"Na lúgrube cela empoirada dos meus cuidados, há um quê de folhas verdes que teimam em se erguer. Os galhos do sustento são como linhas de cobre entrelaçadas. Perfuram o céu, perfuram a terra, perfuram a mim. E da transfusão colhida, me dou ao prazer do encharco. Três linhas a menos e nada a dizer. O texto se come às avessas. Aperto a esponja que sou à espera da fuga dos insetos. Uns sempre ficam, maledicentes. E assim vou, caminhando com as folhas de esperança, o remoer dos galhos e o aspergir dos insetos. O passo é vagoroso, o mundo é grande, mas eu o mastigo."
Zidur parou à porta do amigo. Bateu três vezes - o aviso combinado. Um sorriso acolhedor aparece. Entram. A poltrona serve agora como o espaço da lonjura próxima. Zidur fala então das últimas músicas que ouvira, conta sobre a vontade de ir ao jogo no domingo e aguarda ansioso pelo cafezinho servido. Ele repara a atriz gostosa na TV, elogia em eufemismo. Sorri. Um inseto abre as asas lá por dentro. Coloca uma perna sobre a outra, o tempo passa. Jogam cartas, buraco, quem sabe. Gritam, bebem cerveja. A patroa do amigo traz uma porção de pastelzinhos portugueses. Comeram, gritaram, riram e beberam mais. A porta se abre, entra o Cláudio, outro amigo. Fecha-se uma roda. A noite prossegue, o papo é bom. O amigo mostra as novas músicas e agora temos um misto de debate a apreciação. Um pouco mais quieto, Zidur sente o som de Ute Lemper e relembra algo não vivido. Duas, três horas da manhã, hora de ir. Despedem-se.
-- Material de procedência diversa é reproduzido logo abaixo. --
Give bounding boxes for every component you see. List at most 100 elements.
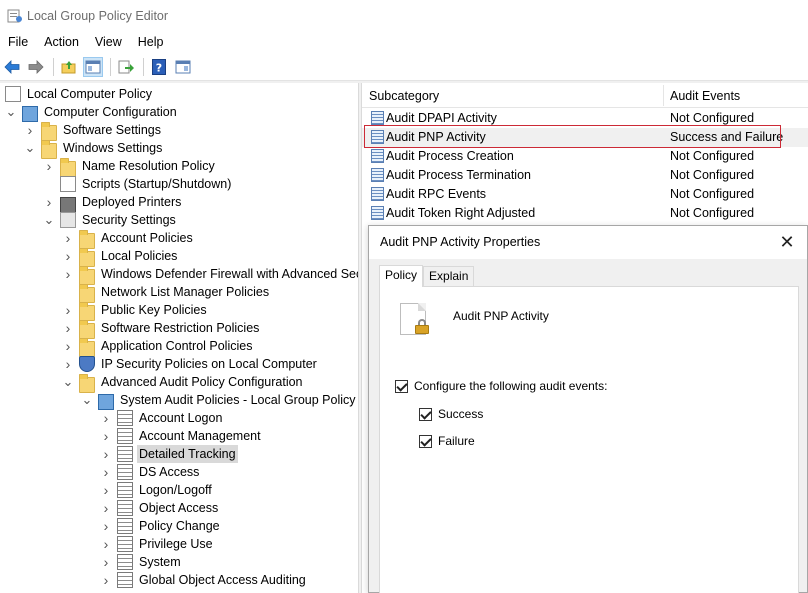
audit-setting-icon — [371, 187, 384, 201]
close-icon[interactable]: ✕ — [779, 233, 795, 251]
tree-item-label: Privilege Use — [139, 537, 213, 551]
chevron-down-icon[interactable]: ⌄ — [62, 373, 74, 391]
failure-row[interactable]: Failure — [419, 434, 475, 448]
show-hide-action-pane-button[interactable] — [173, 57, 193, 77]
menu-help[interactable]: Help — [130, 31, 172, 53]
tree-software-settings[interactable]: › Software Settings — [24, 121, 163, 141]
menu-action[interactable]: Action — [36, 31, 87, 53]
configure-audit-events-checkbox[interactable] — [395, 379, 408, 393]
chevron-right-icon[interactable]: › — [62, 247, 74, 265]
menu-view[interactable]: View — [87, 31, 130, 53]
chevron-right-icon[interactable]: › — [62, 229, 74, 247]
chevron-right-icon[interactable]: › — [100, 571, 112, 589]
tree-account-management[interactable]: › Account Management — [100, 427, 263, 445]
audit-policy-icon — [117, 428, 133, 444]
up-one-level-button[interactable] — [59, 57, 79, 77]
back-button[interactable] — [2, 57, 22, 77]
audit-events-cell: Not Configured — [670, 149, 755, 163]
chevron-right-icon[interactable]: › — [100, 445, 112, 463]
failure-label: Failure — [438, 434, 475, 448]
chevron-down-icon[interactable]: ⌄ — [5, 103, 17, 121]
chevron-right-icon[interactable]: › — [100, 517, 112, 535]
tree-item-label: Application Control Policies — [101, 339, 253, 353]
chevron-right-icon[interactable]: › — [62, 337, 74, 355]
list-row[interactable]: Audit Token Right Adjusted Not Configured — [362, 204, 808, 223]
configure-audit-events-row[interactable]: Configure the following audit events: — [395, 379, 607, 393]
tree-item-label: Deployed Printers — [82, 195, 182, 209]
success-row[interactable]: Success — [419, 407, 483, 421]
tree-ip-security[interactable]: › IP Security Policies on Local Computer — [62, 355, 319, 373]
tree-public-key-policies[interactable]: › Public Key Policies — [62, 301, 209, 321]
tree-advanced-audit[interactable]: ⌄ Advanced Audit Policy Configuration — [62, 373, 305, 393]
tree-policy-change[interactable]: › Policy Change — [100, 517, 222, 535]
tree-item-label: Account Logon — [139, 411, 223, 425]
chevron-right-icon[interactable]: › — [100, 553, 112, 571]
failure-checkbox[interactable] — [419, 434, 432, 448]
tab-explain[interactable]: Explain — [423, 266, 475, 286]
subcategory-cell: Audit RPC Events — [386, 187, 487, 201]
tree-computer-configuration[interactable]: ⌄ Computer Configuration — [5, 103, 179, 122]
tree-security-settings[interactable]: ⌄ Security Settings — [43, 211, 178, 229]
chevron-down-icon[interactable]: ⌄ — [81, 391, 93, 409]
configure-audit-events-label: Configure the following audit events: — [414, 379, 608, 393]
forward-arrow-icon — [28, 59, 44, 74]
list-row[interactable]: Audit RPC Events Not Configured — [362, 185, 808, 204]
audit-setting-icon — [371, 206, 384, 220]
audit-setting-icon — [371, 149, 384, 163]
tree-software-restriction[interactable]: › Software Restriction Policies — [62, 319, 261, 339]
chevron-right-icon[interactable]: › — [100, 535, 112, 553]
tree-application-control[interactable]: › Application Control Policies — [62, 337, 254, 357]
tree-system-audit-policies[interactable]: ⌄ System Audit Policies - Local Group Pol… — [81, 391, 358, 410]
tree-scripts[interactable]: Scripts (Startup/Shutdown) — [43, 175, 233, 193]
tree-item-label: Name Resolution Policy — [82, 159, 215, 173]
chevron-right-icon[interactable]: › — [24, 121, 36, 139]
title-bar: Local Group Policy Editor — [0, 0, 808, 31]
tree-system[interactable]: › System — [100, 553, 183, 571]
chevron-right-icon[interactable]: › — [100, 481, 112, 499]
chevron-right-icon[interactable]: › — [62, 355, 74, 373]
success-checkbox[interactable] — [419, 407, 432, 421]
column-header-audit-events[interactable]: Audit Events — [670, 83, 740, 109]
tree-windows-settings[interactable]: ⌄ Windows Settings — [24, 139, 164, 159]
audit-policy-icon — [117, 410, 133, 426]
tree-logon-logoff[interactable]: › Logon/Logoff — [100, 481, 214, 499]
tree-windows-defender-firewall[interactable]: › Windows Defender Firewall with Advanced… — [62, 265, 358, 285]
forward-button[interactable] — [26, 57, 46, 77]
tree-privilege-use[interactable]: › Privilege Use — [100, 535, 215, 553]
export-list-button[interactable] — [116, 57, 136, 77]
list-row[interactable]: Audit Process Termination Not Configured — [362, 166, 808, 185]
tree-item-label: Local Policies — [101, 249, 178, 263]
tree-account-logon[interactable]: › Account Logon — [100, 409, 224, 427]
chevron-right-icon[interactable]: › — [62, 319, 74, 337]
show-hide-console-tree-button[interactable] — [83, 56, 103, 77]
menu-file[interactable]: File — [0, 31, 36, 53]
chevron-right-icon[interactable]: › — [100, 463, 112, 481]
tree-local-policies[interactable]: › Local Policies — [62, 247, 179, 267]
chevron-right-icon[interactable]: › — [43, 193, 55, 211]
chevron-right-icon[interactable]: › — [100, 427, 112, 445]
column-separator[interactable] — [663, 85, 664, 106]
chevron-right-icon[interactable]: › — [62, 301, 74, 319]
chevron-right-icon[interactable]: › — [100, 409, 112, 427]
chevron-right-icon[interactable]: › — [100, 499, 112, 517]
chevron-down-icon[interactable]: ⌄ — [24, 139, 36, 157]
policy-tab-panel: Audit PNP Activity Configure the followi… — [379, 286, 799, 593]
tree-network-list-manager[interactable]: Network List Manager Policies — [62, 283, 271, 303]
tree-global-object-access[interactable]: › Global Object Access Auditing — [100, 571, 308, 589]
tree-ds-access[interactable]: › DS Access — [100, 463, 201, 481]
tab-policy[interactable]: Policy — [379, 265, 424, 287]
tree-object-access[interactable]: › Object Access — [100, 499, 220, 517]
tree-name-resolution-policy[interactable]: › Name Resolution Policy — [43, 157, 217, 177]
chevron-right-icon[interactable]: › — [62, 265, 74, 283]
column-header-subcategory[interactable]: Subcategory — [369, 83, 439, 109]
chevron-right-icon[interactable]: › — [43, 157, 55, 175]
tree-deployed-printers[interactable]: › Deployed Printers — [43, 193, 183, 213]
chevron-down-icon[interactable]: ⌄ — [43, 211, 55, 229]
help-button[interactable]: ? — [149, 57, 169, 77]
list-row[interactable]: Audit Process Creation Not Configured — [362, 147, 808, 166]
audit-policy-icon — [117, 572, 133, 588]
console-tree[interactable]: Local Computer Policy ⌄ Computer Configura… — [0, 83, 358, 593]
tree-local-computer-policy[interactable]: Local Computer Policy — [5, 85, 154, 103]
tree-detailed-tracking[interactable]: › Detailed Tracking — [100, 445, 238, 463]
tree-account-policies[interactable]: › Account Policies — [62, 229, 195, 249]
E tudo fizeram sem se ver. E tudo fizeram como que em um breve tocar de galhos. Na hora do café, uma folha do amigo caiu. Olharam-na, mas ninguém a pegou. No prosaico encontro, era melhor o pastelzinho a comer a vida. Zidur, discreto, fechou os olhos e sentiu o percevejo lhe correr nas costas.